Weekly Summary from Masafer Yatta, November 14-20.11.2025

The olive harvest is over, and as we reported here and here, little good came out of it. The plowing season is just beginning, and it already appears that the settlers and the army are joining forces to spoil it as well. This week we saw two developing trends. First, the settlers and the army quickly intervene to stop any plowing from taking place. For example, on 20.11, in Huwara, settlers prevented Palestinian residents from plowing their land. Army and police arrived, conferred with the settlers, and immediately sprang into action: they had the Palestinians sit on the ground with their hands behind their backs, detained the activists who were there to document, and left only after about two hours. The field remained unplowed. Second, the settlers are plowing in Palestinian fields in order to claim ownership and prevent the real owners from doing the same. This, for example, is what happened in Tiran on 20.11. We will provide a more detailed report on the plowing season next week.

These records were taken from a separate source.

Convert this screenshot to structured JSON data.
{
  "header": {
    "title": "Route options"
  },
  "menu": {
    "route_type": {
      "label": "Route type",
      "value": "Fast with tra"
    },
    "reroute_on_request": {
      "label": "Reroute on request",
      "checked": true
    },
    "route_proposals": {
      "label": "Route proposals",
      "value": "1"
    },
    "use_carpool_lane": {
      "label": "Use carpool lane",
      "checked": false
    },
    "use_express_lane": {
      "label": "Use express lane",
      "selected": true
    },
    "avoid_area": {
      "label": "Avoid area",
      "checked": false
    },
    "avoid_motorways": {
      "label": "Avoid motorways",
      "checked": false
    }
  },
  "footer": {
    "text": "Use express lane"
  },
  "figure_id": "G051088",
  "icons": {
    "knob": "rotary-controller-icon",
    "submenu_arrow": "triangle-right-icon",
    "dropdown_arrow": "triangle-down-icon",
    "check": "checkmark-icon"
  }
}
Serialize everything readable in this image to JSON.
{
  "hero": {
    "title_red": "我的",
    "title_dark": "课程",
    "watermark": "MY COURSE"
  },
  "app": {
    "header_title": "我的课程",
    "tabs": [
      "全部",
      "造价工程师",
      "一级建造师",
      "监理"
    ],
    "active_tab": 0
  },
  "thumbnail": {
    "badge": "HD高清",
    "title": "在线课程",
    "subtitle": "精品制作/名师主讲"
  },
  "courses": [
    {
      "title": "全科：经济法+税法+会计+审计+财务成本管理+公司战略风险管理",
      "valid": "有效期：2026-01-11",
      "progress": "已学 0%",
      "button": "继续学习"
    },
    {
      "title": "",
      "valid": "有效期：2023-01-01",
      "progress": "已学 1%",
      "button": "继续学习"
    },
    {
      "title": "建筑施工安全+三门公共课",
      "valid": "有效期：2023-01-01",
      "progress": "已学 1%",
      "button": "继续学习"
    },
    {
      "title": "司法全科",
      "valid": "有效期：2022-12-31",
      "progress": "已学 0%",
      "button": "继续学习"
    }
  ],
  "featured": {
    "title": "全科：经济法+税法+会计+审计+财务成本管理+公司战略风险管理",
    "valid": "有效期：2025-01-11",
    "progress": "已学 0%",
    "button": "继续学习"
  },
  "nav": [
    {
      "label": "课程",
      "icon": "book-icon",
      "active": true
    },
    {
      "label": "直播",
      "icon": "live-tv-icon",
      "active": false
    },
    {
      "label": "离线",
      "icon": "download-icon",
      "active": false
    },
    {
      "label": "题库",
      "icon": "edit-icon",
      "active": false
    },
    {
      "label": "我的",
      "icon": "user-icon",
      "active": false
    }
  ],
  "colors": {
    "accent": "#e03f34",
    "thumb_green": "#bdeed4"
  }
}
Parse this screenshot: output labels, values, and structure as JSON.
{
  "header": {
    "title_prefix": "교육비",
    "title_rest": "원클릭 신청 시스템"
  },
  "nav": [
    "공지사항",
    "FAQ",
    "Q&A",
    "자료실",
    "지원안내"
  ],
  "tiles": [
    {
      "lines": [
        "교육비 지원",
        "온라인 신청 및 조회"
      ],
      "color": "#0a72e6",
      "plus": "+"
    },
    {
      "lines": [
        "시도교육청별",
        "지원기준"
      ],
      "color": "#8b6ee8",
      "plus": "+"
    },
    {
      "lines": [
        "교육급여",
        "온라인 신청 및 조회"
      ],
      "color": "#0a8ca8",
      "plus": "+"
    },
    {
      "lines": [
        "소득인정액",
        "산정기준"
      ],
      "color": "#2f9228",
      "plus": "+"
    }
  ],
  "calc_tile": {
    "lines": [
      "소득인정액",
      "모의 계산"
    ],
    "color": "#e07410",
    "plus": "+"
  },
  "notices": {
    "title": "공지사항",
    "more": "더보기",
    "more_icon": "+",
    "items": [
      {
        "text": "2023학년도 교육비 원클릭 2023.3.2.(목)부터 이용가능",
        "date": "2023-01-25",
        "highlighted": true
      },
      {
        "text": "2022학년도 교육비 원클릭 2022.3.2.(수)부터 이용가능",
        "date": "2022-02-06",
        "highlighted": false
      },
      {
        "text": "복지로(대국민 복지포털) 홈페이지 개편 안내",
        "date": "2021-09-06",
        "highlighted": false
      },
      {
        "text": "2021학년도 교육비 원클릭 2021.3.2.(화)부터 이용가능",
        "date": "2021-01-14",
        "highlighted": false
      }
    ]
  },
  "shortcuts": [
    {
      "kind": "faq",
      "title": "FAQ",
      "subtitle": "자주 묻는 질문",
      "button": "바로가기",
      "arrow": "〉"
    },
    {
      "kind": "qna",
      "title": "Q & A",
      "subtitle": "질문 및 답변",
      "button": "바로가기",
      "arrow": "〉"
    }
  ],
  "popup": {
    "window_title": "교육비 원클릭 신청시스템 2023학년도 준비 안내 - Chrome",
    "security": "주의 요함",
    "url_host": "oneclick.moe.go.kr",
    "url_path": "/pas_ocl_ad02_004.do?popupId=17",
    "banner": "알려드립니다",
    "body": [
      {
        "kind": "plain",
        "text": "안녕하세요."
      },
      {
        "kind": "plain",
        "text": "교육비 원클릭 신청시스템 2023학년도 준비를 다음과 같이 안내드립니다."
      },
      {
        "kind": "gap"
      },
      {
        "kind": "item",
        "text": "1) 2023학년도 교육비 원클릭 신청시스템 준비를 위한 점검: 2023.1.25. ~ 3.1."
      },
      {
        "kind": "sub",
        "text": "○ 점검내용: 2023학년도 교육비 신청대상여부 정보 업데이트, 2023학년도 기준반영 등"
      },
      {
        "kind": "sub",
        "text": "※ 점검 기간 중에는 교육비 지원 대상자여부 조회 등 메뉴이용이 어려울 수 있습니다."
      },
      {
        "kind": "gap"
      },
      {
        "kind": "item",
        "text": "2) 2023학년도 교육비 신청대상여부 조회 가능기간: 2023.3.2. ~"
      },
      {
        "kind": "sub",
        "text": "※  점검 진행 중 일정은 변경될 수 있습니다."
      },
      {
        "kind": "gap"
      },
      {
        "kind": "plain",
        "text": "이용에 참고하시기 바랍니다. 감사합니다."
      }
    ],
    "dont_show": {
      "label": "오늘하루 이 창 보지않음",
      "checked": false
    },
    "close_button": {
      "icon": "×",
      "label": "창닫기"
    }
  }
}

At the same time, the settlers continue to go on a rampage. Here are a few examples. Early in the morning on November 14, they cut water pipes connecting Maghair al-Abid and Tuba, and another band celebrated drunkenly around a bonfire in the village of Tiran. On November 15, there was a raid in Susiya (the attackers broke a security camera and fled), and a tractor broke through fences around the house in Umm Darit. On November 17, settlers on horseback pushed their way into houses in Haraibat an-Nabi, shoving residents and activists to the ground. On November 19, settlers sprayed slanderous graffiti on a house in Wadi Rakhim and stole a donkey in Fakhit. And on November 20, dozens of rioters led a pogrom in the village of Markaz. They seriously injured three members of the same family: one child, his mother, and father (see photo). Not in one of these cases did the police intervene. In fact, this week too, they were threatening residents with an arrest should they call them again with their “false complaints.”

In Umm al-Kheir, the settlers continue to work on their new outpost (in blatant violation of a court order). This week, they installed eruv posts, and as usual, they invaded and harassed the village on a daily basis. In Jinba, soldiers handed residents 15 demolition orders, including for the village mosque, the village clinic, several homes and sheep pens, and a communal playroom for the children. A typical week in the Masafer.

On Masafer Yatta

Masafer Yatta is the southernmost area of ​​the West Bank. Dozens of communities have been living in this region for generations as shepherds and farmers, first in caves and sukkot (wooden structures) and gradually also in houses, many of them in tiny villages that surround the city of Yatta. Since Israel occupied the area in 1967 and imposed military rule, and as part of the ethnic cleansing of many areas under Israeli occupation, the State of Israel has been hoping to cleanse the Masafer of ​​its Palestinian residents and has taken a variety of measures to this end. These include house demolitions, expulsions of entire villages, building and expanding settlements, dotting the area with outposts and farms inhabited by violent settlers, preventing Palestinian access to agricultural lands, declaring firing zones (including Firing Zone 918, 33,000 dunams in size, which contains 13 villages, currently home to over 2,000 people–settlers are of course allowed to build outposts even in the firing zone), arbitrary arrests, and more. Since October 7, 2023, there has been a steep spike in the violence of both settlers and the army, Including incessant attacks, invasions of private property, theft, arson of property and homes, frequent house demolitions, economic terror, and road blockades. In the vast majority of cases, the police are careful not to intervene. Some communities have already been forced to leave their land, and others are hanging by a thread. A group of international and Israeli activists has been accompanying these communities since 2001, with increased intensity in the last two years.